“Anybody could have worked for Soze. You never knew; that was his power.”
— The Usual Suspects (1995)
The most important, underreported, and poorly understood story in this election cycle — and perhaps American politics — is the degree to which so much hinges on one man: Senate Majority Leader Harry Reid (D., Nev.).
As majority leader, Reid has single-handedly taken control of the national agenda in ways that rival the president’s authority. He has unilaterally brought the Senate to a standstill and shielded vulnerable incumbent senators from tough votes in order to protect his position of power. And it isn’t just Republicans who are complaining.
As the Washington Free Beacon reported, Senator Mark Pryor (D., Ark.) was recently caught on tape telling donors, “I think possibly the best thing that could happen . . . to this institution, this election cycle would be if [Senate minority leader] Mitch McConnell gets beat and Harry Reid gets replaced.”
This is damaging to Pryor because it raises an obvious question: If he was so unhappy with Reid as leader, why didn’t he ever take action to replace him? Like virtually every Democrat in the Senate, he is afraid of openly challenging Reid’s authoritarian style.
Pryor’s private complaint and public inaction points to the real story of 2014. The reality is that there are no red-state Democrats in the Senate. There are only Reid-state Democrats. Reid alone sets the agenda of every state represented by a Democrat or liberal independent. He is, in effect, the third and most senior senator in each of those states. The implication for voters is this: If you want Harry Reid to be your senator, vote for the Democrat or independent (i.e., in Kansas, Greg Orman).
For someone who brags about his boxing background, Reid is surprisingly afraid of a fair fight. He has lorded over one of the least productive Senates in American history. Twice as often as all other majority leaders combined in our history, he has blocked senators from offering amendments. Note: When Senator Kelly Ayotte (R., N.H.) offered an amendment that was a clever referendum on Reid’s tactic of blocking other amendments, every Democrat, including Pryor, backed Reid, except Joe Manchin of West Virginia.

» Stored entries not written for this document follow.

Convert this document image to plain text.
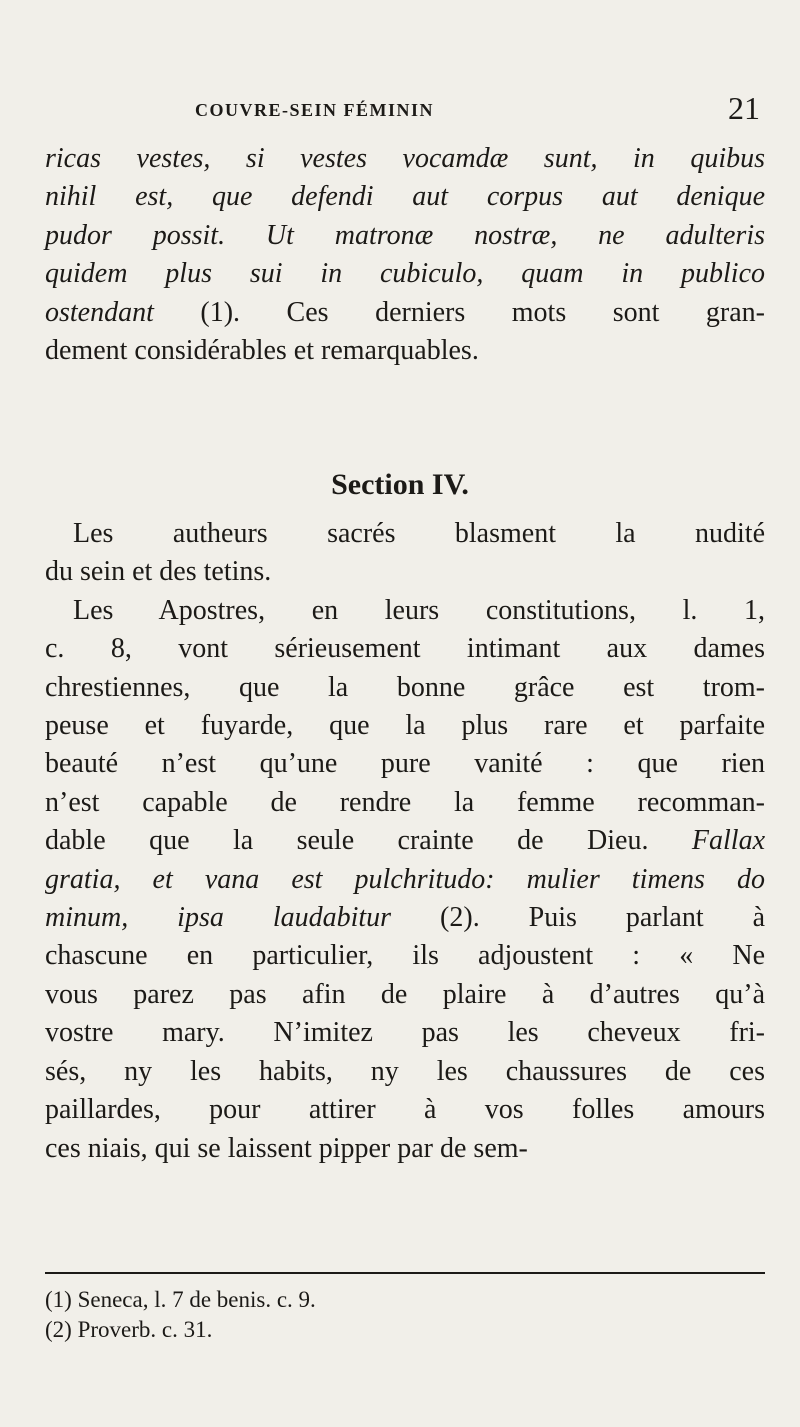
COUVRE-SEIN FÉMININ	21
ricas vestes, si vestes vocamdæ sunt, in quibus
nihil est, que defendi aut corpus aut denique
pudor possit. Ut matronæ nostræ, ne adulteris
quidem plus sui in cubiculo, quam in publico
ostendant (1). Ces derniers mots sont gran-
dement considérables et remarquables.
Section IV.
Les autheurs sacrés blasment la nudité
du sein et des tetins.
Les Apostres, en leurs constitutions, l. 1,
c. 8, vont sérieusement intimant aux dames
chrestiennes, que la bonne grâce est trom-
peuse et fuyarde, que la plus rare et parfaite
beauté n’est qu’une pure vanité : que rien
n’est capable de rendre la femme recomman-
dable que la seule crainte de Dieu. Fallax
gratia, et vana est pulchritudo: mulier timens do
minum, ipsa laudabitur (2). Puis parlant à
chascune en particulier, ils adjoustent : « Ne
vous parez pas afin de plaire à d’autres qu’à
vostre mary. N’imitez pas les cheveux fri-
sés, ny les habits, ny les chaussures de ces
paillardes, pour attirer à vos folles amours
ces niais, qui se laissent pipper par de sem-
(1) Seneca, l. 7 de benis. c. 9.
(2) Proverb. c. 31.
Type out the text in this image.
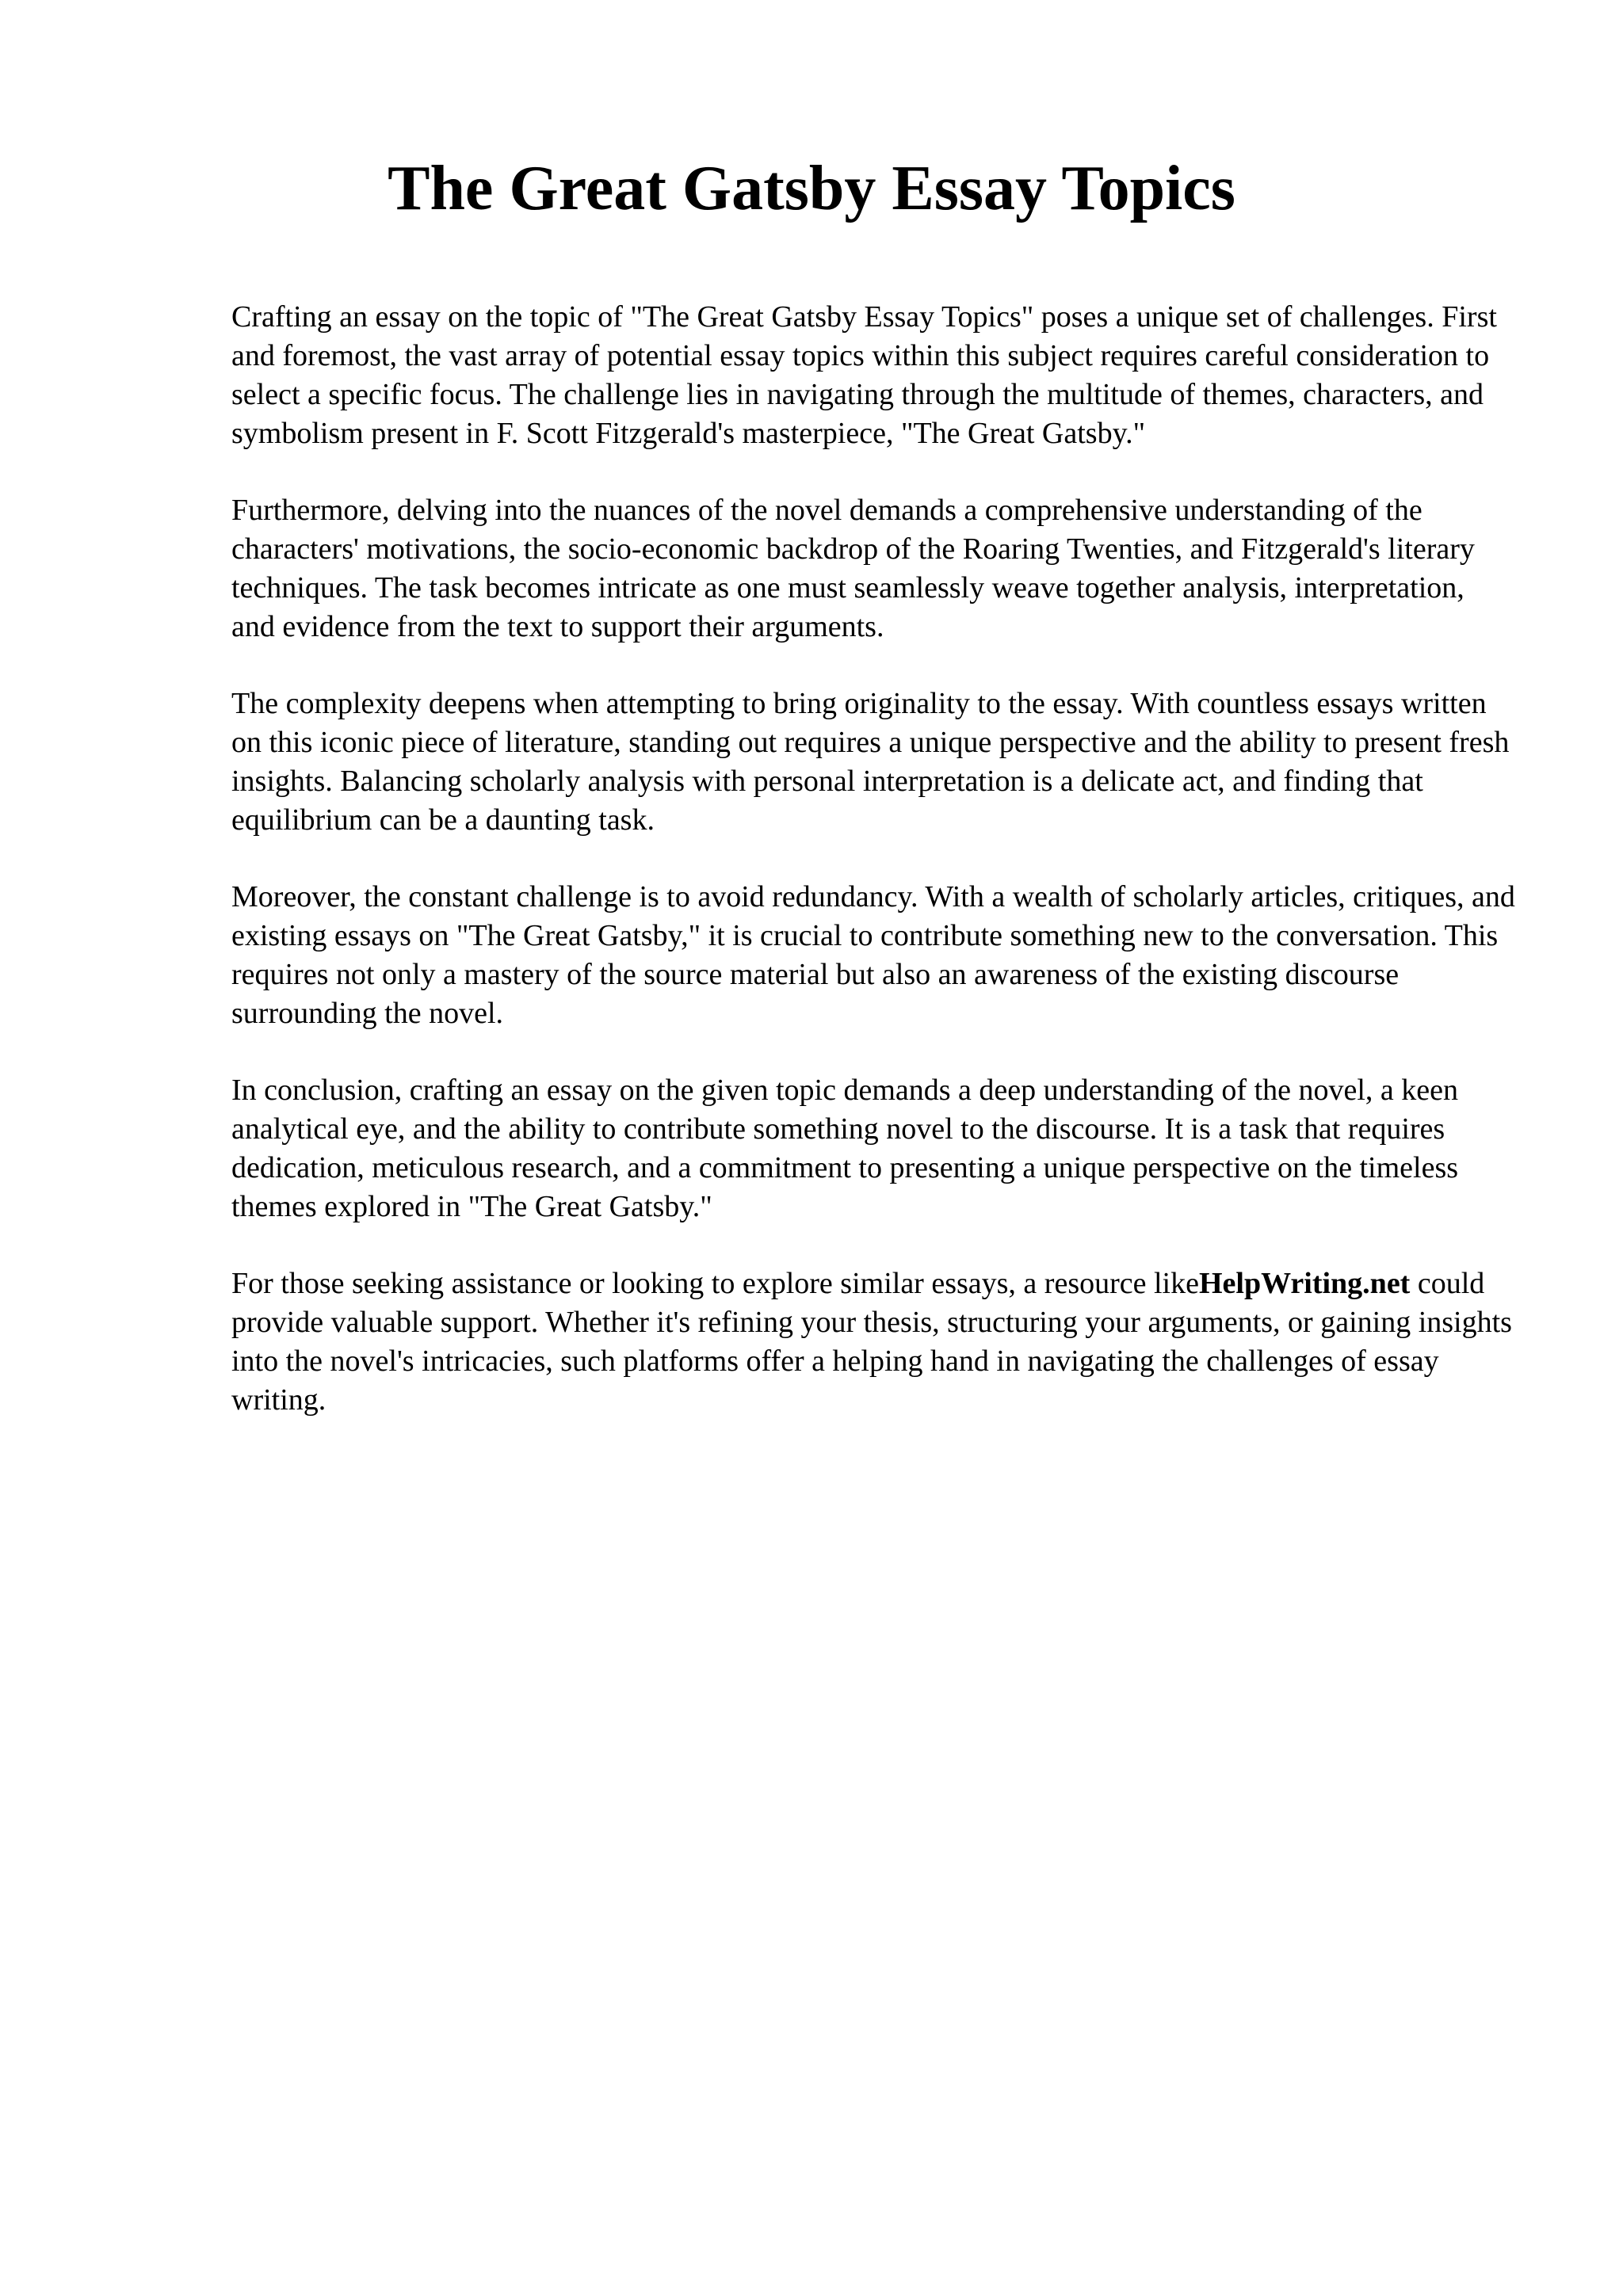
The Great Gatsby Essay Topics

Crafting an essay on the topic of "The Great Gatsby Essay Topics" poses a unique set of challenges. First and foremost, the vast array of potential essay topics within this subject requires careful consideration to select a specific focus. The challenge lies in navigating through the multitude of themes, characters, and symbolism present in F. Scott Fitzgerald's masterpiece, "The Great Gatsby."

Furthermore, delving into the nuances of the novel demands a comprehensive understanding of the characters' motivations, the socio-economic backdrop of the Roaring Twenties, and Fitzgerald's literary techniques. The task becomes intricate as one must seamlessly weave together analysis, interpretation, and evidence from the text to support their arguments.

The complexity deepens when attempting to bring originality to the essay. With countless essays written on this iconic piece of literature, standing out requires a unique perspective and the ability to present fresh insights. Balancing scholarly analysis with personal interpretation is a delicate act, and finding that equilibrium can be a daunting task.

Moreover, the constant challenge is to avoid redundancy. With a wealth of scholarly articles, critiques, and existing essays on "The Great Gatsby," it is crucial to contribute something new to the conversation. This requires not only a mastery of the source material but also an awareness of the existing discourse surrounding the novel.

In conclusion, crafting an essay on the given topic demands a deep understanding of the novel, a keen analytical eye, and the ability to contribute something novel to the discourse. It is a task that requires dedication, meticulous research, and a commitment to presenting a unique perspective on the timeless themes explored in "The Great Gatsby."

For those seeking assistance or looking to explore similar essays, a resource likeHelpWriting.net could provide valuable support. Whether it's refining your thesis, structuring your arguments, or gaining insights into the novel's intricacies, such platforms offer a helping hand in navigating the challenges of essay writing.
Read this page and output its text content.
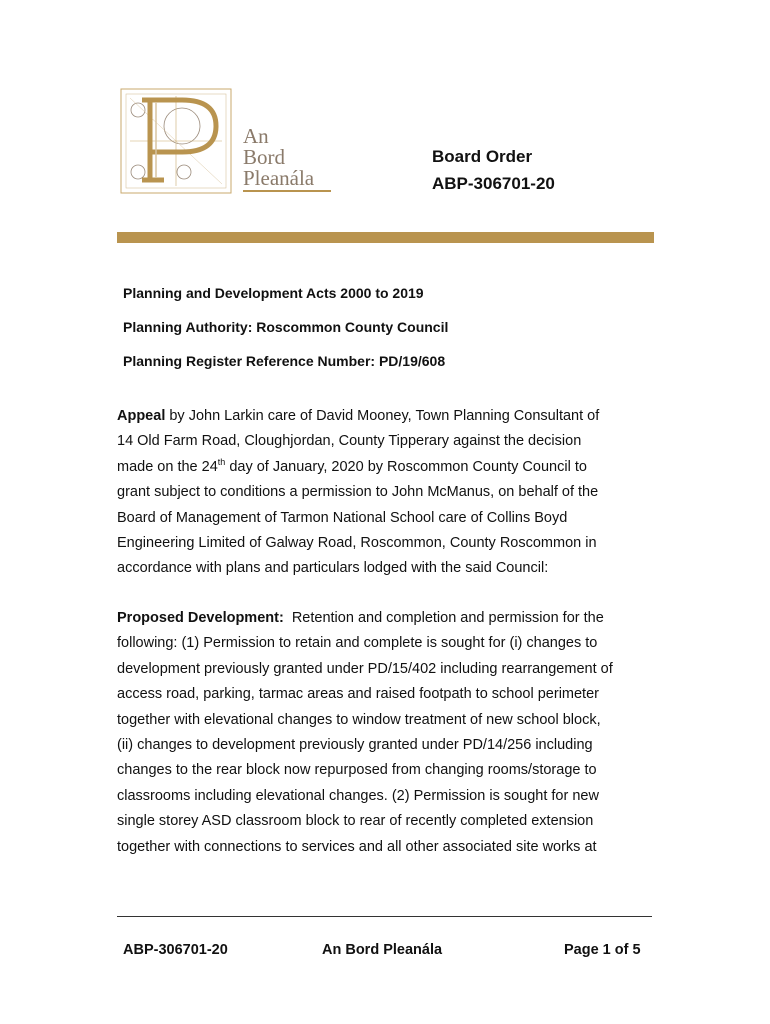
An
Bord
Pleanála
Board Order
ABP-306701-20
Planning and Development Acts 2000 to 2019
Planning Authority: Roscommon County Council
Planning Register Reference Number: PD/19/608
Appeal by John Larkin care of David Mooney, Town Planning Consultant of
14 Old Farm Road, Cloughjordan, County Tipperary against the decision
made on the 24th day of January, 2020 by Roscommon County Council to
grant subject to conditions a permission to John McManus, on behalf of the
Board of Management of Tarmon National School care of Collins Boyd
Engineering Limited of Galway Road, Roscommon, County Roscommon in
accordance with plans and particulars lodged with the said Council:
Proposed Development:  Retention and completion and permission for the
following: (1) Permission to retain and complete is sought for (i) changes to
development previously granted under PD/15/402 including rearrangement of
access road, parking, tarmac areas and raised footpath to school perimeter
together with elevational changes to window treatment of new school block,
(ii) changes to development previously granted under PD/14/256 including
changes to the rear block now repurposed from changing rooms/storage to
classrooms including elevational changes. (2) Permission is sought for new
single storey ASD classroom block to rear of recently completed extension
together with connections to services and all other associated site works at
ABP-306701-20	An Bord Pleanála	Page 1 of 5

The media don’t report this story because they have bought into Reid’s argument that Republicans are just as bad. But they aren’t. Since July 2013, Reid has allowed 14 roll-call votes on Republican amendments. During this same time, House Speaker John Boehner (R., Ohio) has allowed 194 votes on Democrat amendments.
Reid doesn’t fight fairly, but he does fight. He is a more ruthless, determined, and effective tactician than anyone in the White House, including the president. Without Reid in charge of the Senate, there’s a slim but real chance that Barack Obama will rediscover his inclination to work with Republicans, as in the Senate he worked with Tom Coburn (R., Okla.) before Reid was majority leader. With Reid in charge, however, the next two years shape up to be an orgy of executive action and legislative paralysis, unless congressional action suits Reid’s narrow partisan interests.
But there’s little evidence Reid is interested in doing anything. If such areas of possible compromise as tax reform were high on his agenda, we would have seen action already.
Reid is concerned with power, not progress. He believes he has the right to pick not only the minority’s amendments but his own party’s amendments as well. He has caged or tamed the old liberal lions and ridicules his supposedly moderate colleagues who flirt with bipartisan deals. When a group of senators tried the revive the Simpson-Bowles debt-commission report, he derided the bipartisan discussions as “happy talk.”
Democrats have fun describing former Clinton aide and Chicago mayor Rahm Emanuel as their “Godfather.” But true powerbrokers and kingpins are less flamboyant. Reid is the quiet guy in the corner pulling the strings. He is the Keyser Soze of American politics, the mythical criminal mastermind played by Kevin Spacey in The Usual Suspects. Like Soze, Reid hides in plain sight and disguises his power through misdirection and feigned weakness.
In one of the great reveals in movie history, just after Spacey’s mild-mannered character leaves the detective’s office, the detective (played by Chazz Palminteri) races out to catch the elusive kingpin and Soze breaks from his fake limp into a walk, and the film ends.
Like Soze, Reid limps through public life perpetually perplexed and disappointed in his “friends” on the other side of the aisle who keep standing in the way of progress. But thanks to Pryor, Reid’s walk may have been revealed.
— John Hart is the editor-in-chief of OpportunityLives.com, an online magazine about conservative solutions, and former communications director to Senator Tom Coburn (R., Okla.).